AC: I don't think they do understand at all. Some want to carry the knives. For some it is the badge membership of their gang. But the ones I am pointing to are the youngsters who aren't immediately part of a gang and who don't particularly want to identify with a gang but who start moving around in groups and start carrying blades for self-protection and therefore they become a gang, and become an armed gang at that. That's not where they started but that's what they drifted into because of what's happening on the street around them. I think the Government does have an idea about it but I think the Government is denying it. They want to live in a different sort of reality.
CT: If the Government is out of step with reality on the ground, how can it remedy that?
AC: The Government has got to recognise it has run out of solutions and ideas and governments by definition won't do that because they have got their eye on the next general election and think they will have some solution by then. Then we'll get some initiative by Gordon Brown who will throw a few more million at the problem and think that will solve it.
They are hopeless. They won't admit that though, because they are politicians and they think they've got to have another solution but their solution is presumably to chuck a few more million pounds at it and release a press statement but actually it's irrelevant to what's going on.
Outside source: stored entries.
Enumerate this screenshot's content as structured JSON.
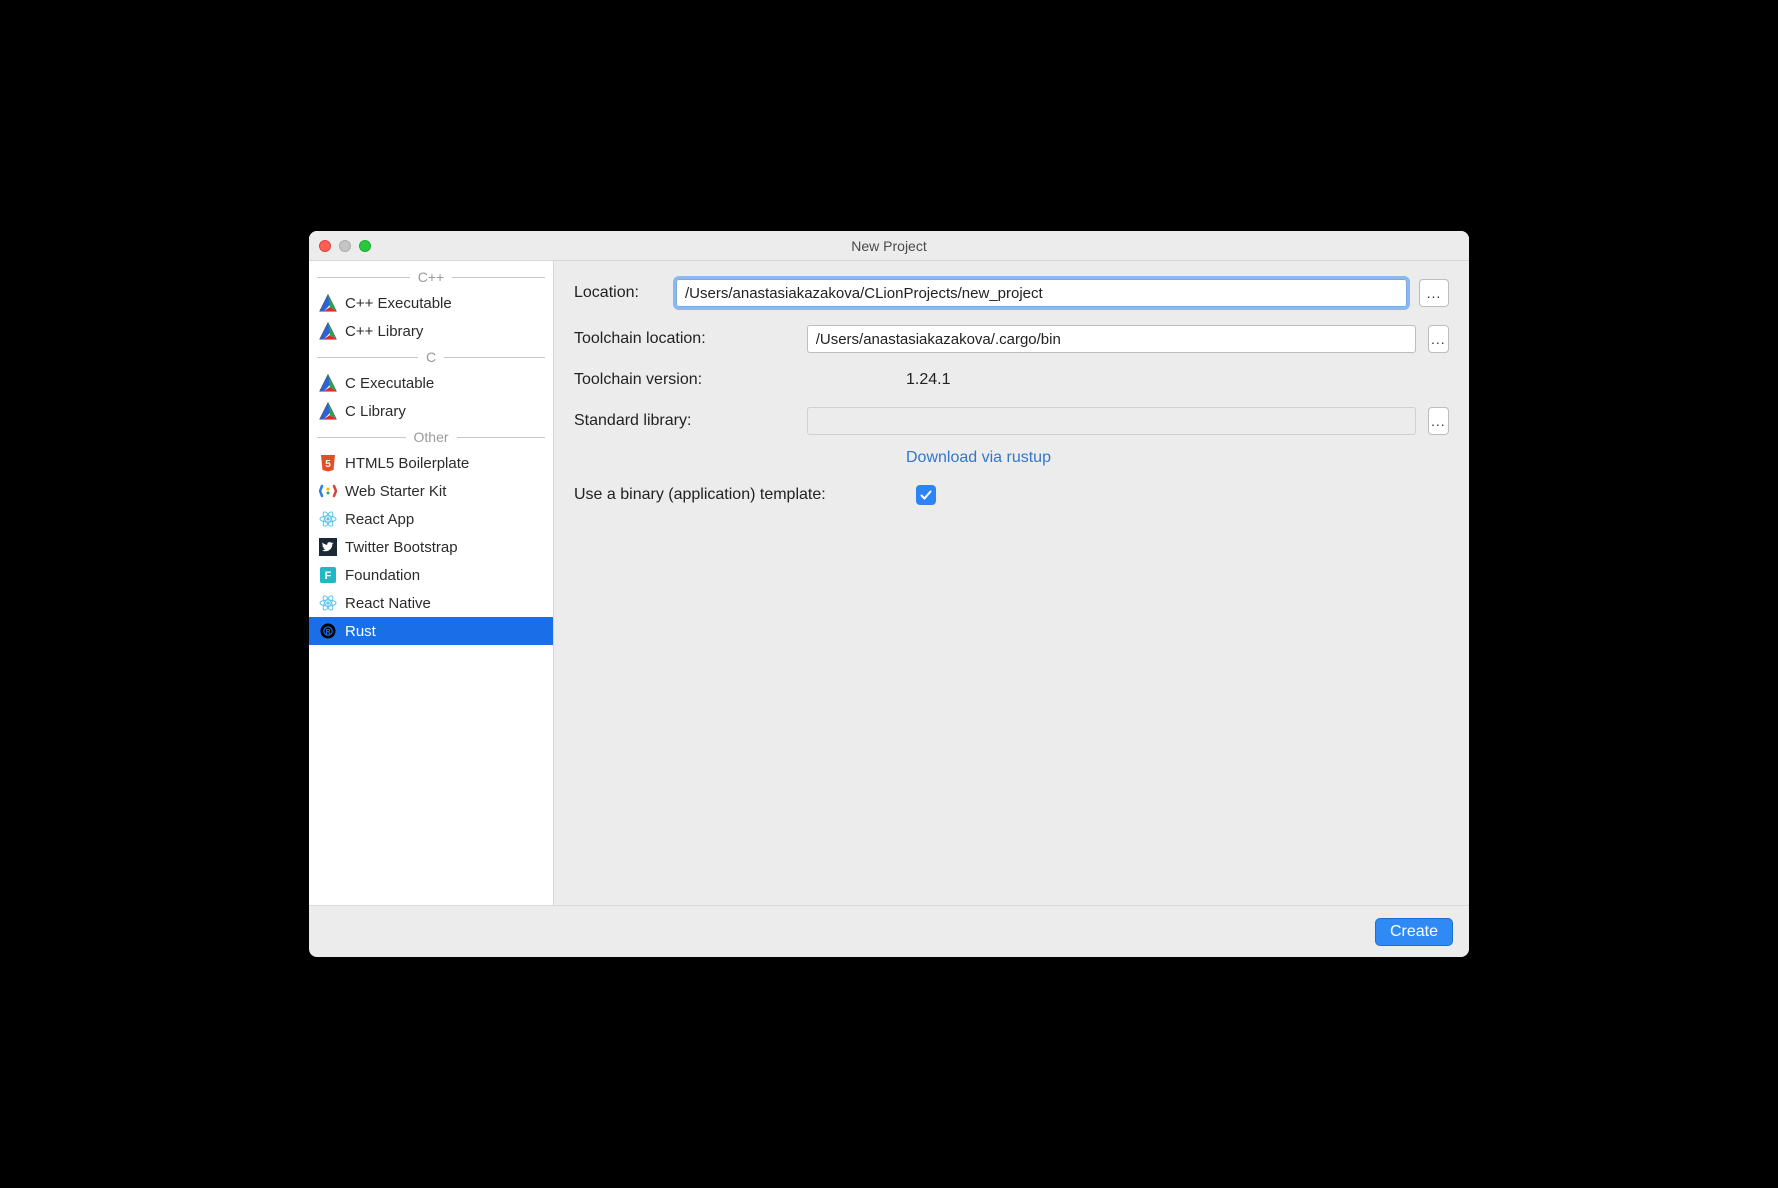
{
  "window": {
    "title": "New Project"
  },
  "sidebar": {
    "groups": [
      {
        "label": "C++",
        "items": [
          {
            "label": "C++ Executable"
          },
          {
            "label": "C++ Library"
          }
        ]
      },
      {
        "label": "C",
        "items": [
          {
            "label": "C Executable"
          },
          {
            "label": "C Library"
          }
        ]
      },
      {
        "label": "Other",
        "items": [
          {
            "label": "HTML5 Boilerplate"
          },
          {
            "label": "Web Starter Kit"
          },
          {
            "label": "React App"
          },
          {
            "label": "Twitter Bootstrap"
          },
          {
            "label": "Foundation"
          },
          {
            "label": "React Native"
          },
          {
            "label": "Rust",
            "selected": true
          }
        ]
      }
    ]
  },
  "form": {
    "location_label": "Location:",
    "location_value": "/Users/anastasiakazakova/CLionProjects/new_project",
    "toolchain_location_label": "Toolchain location:",
    "toolchain_location_value": "/Users/anastasiakazakova/.cargo/bin",
    "toolchain_version_label": "Toolchain version:",
    "toolchain_version_value": "1.24.1",
    "stdlib_label": "Standard library:",
    "stdlib_value": "",
    "download_link": "Download via rustup",
    "binary_template_label": "Use a binary (application) template:",
    "binary_template_checked": true,
    "browse_glyph": "..."
  },
  "footer": {
    "create_label": "Create"
  }
}
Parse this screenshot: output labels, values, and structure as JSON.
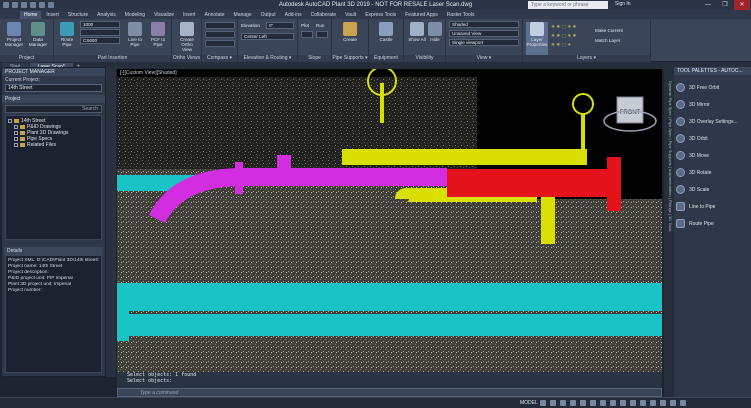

The best thing the Government can do is step back and acknowledge it has a diminished role in the whole thing and affirm and encourage those that are already out there doing good work - the faith communities. There are other communities doing good work but obviously I talk about the church and the faith community because those are the ones I know about best.
CT: So if money can't solve these problems then what can?
AC: In reality it's the churches that have got the relationships. The churches are on grassroots and the churches are already out there doing things, in your average youth club and things like that. In the east of London we've got thriving churches, out there doing good things with young people and that needs affirming and encouraging.
And we've got to affirm marriage-based families. That isn't being judgemental about single mums; my own wife is divorced. The ideal is not often met but it doesn't stop the church holding up the ideal and saying actually marriage-based family is the right route, for the children's sake, let alone the adults. That gives them a stable and loving background. Neither is that saying that single mums and single dads can't do it. Many of them doing sterling work. But on average, statistics show that marriage provides society as a whole with the best way forward.